Turkey is an amazingly friendly country, and any new resident, within short order will find they acquire an “Indispensible Turkish Friend”. Be it taxi driver or emlak, neighbour, site manager or bar owner, somewhere along the line, in those first few weeks someone will “take you under their wing” and try and sort every issue, problem or question you will ever have from now until the end of time. At the same time they will guard you from hostile takeovers from other new Turkish friends and try and keep you to themselves.
Try and resist. Independence is definitely a thing worth treasuring, especially in Turkey because if you’re not careful your Indispensable Turkish Friend will run your life.
I have friends who have had to move house, twice, to get away from their new friends who had practically moved in. I’ve had friends who would sit politely and watch whilst the wife of their Indispensible Turkish Friend rearranged their kitchen to their liking whilst tutting over the standard of cleaning. I have friends who report in daily to their Indispensable Turkish Friend telling him where they are going, who with and when they will be back. I have friends whose lives are no longer their own; their Turkish friend accompanies them on holiday, nanny’s them on days out and shepherd’s them through every commercial transaction from buying paint to getting their drains cleaned to servicing their car. It must be a full time job being an indispensable Turkish friend!
It isn’t that your Indispensable Turkish Friend has any motives other than the purely altruistic, at least initially he hasn’t, he just lives in a society more complex than you imagine.

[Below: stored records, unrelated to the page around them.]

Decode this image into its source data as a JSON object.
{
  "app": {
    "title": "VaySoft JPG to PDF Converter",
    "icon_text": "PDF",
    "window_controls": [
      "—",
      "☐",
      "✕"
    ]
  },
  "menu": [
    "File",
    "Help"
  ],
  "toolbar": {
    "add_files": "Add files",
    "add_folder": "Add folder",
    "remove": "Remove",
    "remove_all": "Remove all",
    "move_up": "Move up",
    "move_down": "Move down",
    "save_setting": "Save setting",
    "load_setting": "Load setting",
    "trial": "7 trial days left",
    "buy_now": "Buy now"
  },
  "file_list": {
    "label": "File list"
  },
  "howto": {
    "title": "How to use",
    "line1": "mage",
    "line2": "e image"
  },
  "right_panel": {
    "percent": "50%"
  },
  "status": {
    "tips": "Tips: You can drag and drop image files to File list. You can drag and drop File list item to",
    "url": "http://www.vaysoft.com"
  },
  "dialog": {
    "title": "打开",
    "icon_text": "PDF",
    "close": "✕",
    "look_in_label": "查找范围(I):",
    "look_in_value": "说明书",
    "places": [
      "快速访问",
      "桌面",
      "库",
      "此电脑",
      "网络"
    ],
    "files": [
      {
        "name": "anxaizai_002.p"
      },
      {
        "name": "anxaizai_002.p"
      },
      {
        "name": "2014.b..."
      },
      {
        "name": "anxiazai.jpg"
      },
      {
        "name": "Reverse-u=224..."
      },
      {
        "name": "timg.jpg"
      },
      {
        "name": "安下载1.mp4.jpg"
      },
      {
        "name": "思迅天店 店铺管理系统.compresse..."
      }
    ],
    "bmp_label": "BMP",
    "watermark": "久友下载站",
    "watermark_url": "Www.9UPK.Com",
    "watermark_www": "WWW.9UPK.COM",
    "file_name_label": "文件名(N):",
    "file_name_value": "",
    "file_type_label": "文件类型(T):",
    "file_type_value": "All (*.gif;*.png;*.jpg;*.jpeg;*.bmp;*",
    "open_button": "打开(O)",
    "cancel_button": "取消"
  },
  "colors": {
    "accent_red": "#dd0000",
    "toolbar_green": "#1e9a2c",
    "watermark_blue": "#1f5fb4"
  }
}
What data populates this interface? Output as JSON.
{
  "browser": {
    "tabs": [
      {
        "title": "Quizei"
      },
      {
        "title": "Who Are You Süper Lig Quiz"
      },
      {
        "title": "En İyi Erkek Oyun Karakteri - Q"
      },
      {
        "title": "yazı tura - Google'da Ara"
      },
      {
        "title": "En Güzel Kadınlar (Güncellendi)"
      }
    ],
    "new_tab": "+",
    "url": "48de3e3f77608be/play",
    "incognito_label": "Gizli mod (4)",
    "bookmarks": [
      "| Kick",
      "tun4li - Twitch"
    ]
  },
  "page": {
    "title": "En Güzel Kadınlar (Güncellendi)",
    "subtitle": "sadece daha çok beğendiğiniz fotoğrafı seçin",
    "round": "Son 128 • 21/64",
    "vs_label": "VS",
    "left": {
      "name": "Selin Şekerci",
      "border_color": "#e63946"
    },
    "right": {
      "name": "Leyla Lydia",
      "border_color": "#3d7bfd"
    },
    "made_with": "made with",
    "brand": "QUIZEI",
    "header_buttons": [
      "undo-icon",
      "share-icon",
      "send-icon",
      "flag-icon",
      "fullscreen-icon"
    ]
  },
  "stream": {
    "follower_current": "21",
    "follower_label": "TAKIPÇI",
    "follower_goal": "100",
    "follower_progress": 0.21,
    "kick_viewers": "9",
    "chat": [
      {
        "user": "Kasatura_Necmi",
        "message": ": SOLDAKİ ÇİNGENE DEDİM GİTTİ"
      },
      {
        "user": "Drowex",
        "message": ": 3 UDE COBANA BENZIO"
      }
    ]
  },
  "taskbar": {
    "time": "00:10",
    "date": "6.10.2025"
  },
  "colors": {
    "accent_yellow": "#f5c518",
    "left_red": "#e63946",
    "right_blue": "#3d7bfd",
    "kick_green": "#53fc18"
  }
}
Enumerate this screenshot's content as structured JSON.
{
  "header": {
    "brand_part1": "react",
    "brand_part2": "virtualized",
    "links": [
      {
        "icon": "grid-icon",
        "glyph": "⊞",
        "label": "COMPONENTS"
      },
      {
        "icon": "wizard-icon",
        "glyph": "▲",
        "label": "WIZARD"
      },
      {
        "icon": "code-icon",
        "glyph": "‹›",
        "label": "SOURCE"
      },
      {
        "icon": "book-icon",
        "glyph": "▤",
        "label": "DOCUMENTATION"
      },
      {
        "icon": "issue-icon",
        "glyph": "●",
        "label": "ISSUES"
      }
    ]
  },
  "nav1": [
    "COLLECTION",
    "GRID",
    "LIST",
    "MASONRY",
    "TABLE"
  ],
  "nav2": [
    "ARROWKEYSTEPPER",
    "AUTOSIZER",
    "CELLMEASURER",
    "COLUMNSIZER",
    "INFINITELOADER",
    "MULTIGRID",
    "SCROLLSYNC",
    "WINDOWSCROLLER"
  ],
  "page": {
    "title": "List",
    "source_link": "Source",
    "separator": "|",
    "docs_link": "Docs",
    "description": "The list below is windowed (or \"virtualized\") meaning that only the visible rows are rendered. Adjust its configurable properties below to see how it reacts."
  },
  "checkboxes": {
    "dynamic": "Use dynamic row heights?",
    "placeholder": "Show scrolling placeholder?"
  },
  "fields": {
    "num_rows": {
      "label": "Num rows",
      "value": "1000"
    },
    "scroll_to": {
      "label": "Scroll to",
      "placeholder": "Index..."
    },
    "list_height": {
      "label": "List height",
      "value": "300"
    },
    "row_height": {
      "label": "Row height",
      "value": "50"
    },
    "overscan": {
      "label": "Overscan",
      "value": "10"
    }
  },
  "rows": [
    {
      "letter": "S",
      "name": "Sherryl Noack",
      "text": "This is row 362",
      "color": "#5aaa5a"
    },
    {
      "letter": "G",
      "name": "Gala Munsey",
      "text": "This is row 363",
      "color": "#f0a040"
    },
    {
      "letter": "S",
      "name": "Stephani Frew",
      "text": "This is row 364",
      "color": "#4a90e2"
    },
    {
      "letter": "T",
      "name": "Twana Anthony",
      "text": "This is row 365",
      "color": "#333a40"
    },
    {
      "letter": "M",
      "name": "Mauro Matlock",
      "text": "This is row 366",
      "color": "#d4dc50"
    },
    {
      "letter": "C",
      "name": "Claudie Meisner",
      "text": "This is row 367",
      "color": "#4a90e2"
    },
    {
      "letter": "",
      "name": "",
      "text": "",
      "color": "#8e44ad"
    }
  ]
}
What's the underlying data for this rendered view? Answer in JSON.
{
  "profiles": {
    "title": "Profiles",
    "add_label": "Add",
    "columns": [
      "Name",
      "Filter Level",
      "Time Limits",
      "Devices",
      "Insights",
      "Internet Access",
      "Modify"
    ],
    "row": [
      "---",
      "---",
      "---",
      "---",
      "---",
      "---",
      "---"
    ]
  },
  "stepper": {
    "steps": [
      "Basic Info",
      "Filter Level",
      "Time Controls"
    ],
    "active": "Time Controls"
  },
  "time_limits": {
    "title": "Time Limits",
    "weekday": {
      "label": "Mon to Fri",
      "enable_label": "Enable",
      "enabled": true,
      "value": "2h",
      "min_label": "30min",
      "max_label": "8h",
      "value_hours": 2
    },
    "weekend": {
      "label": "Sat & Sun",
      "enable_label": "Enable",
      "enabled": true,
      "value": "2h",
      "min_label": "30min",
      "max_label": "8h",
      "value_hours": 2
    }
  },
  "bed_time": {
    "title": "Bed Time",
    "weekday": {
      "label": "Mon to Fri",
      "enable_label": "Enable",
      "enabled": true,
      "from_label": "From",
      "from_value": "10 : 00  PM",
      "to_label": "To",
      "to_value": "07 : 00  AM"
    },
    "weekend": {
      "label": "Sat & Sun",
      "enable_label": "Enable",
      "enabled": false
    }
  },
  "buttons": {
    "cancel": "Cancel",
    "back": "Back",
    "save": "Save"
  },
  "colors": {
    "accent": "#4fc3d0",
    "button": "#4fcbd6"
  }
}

Turkish society is like string theory on steroids, a multidimensional weaving of duty, obligation, familial connection, old feuds, honour, loyalty and commerce all intertwining through the two hundred generations since the fall of Troy! As a foreigner you sit in the midst of this web like a well favoured child, you are shown off to friends as a thing to be proud of but you cannot be trusted to make decisions on your own because you will fall fowl of charlatans and fakes.
It is an exhausting and stressful business weaning yourself from the superglue clutches of an Indispensible Turkish Friend and it always ends in tears so it is better not to acquire one in the first place.
If we have enough gumption and get up and go to leave our homes and sail beyond the sunset to discover new lands and learn to live in them what on earth would make us want to turn into a dependant when we get there!
Real Turkish friends are brilliant, they will drop whatever they are doing to help you and they will be happy to help you. Indispensable Turkish Friends will have dropped what they were doing before you ever thought you needed help and they will help you even when they don’t know how or shouldn’t be allowed anywhere near the task in hand as they will totally bugger it up.
Maintain your independence, make your own contacts, find your own suppliers, and explore your new world. Spread your friendship far and wide. An Indispensable Turkish Friend doesn’t guarantee you either the best price or the best service because his recommendations are influenced by all the myriad connections of Turkish society and impartial advice doesn’t exist here. So go your own way, and make your choices based on your own standards and your own pockets, rather than on the dubious advice of the Indispensable Friend. You’ll make a few mistakes, we all do, but you’ll learn from them and your life will be your own.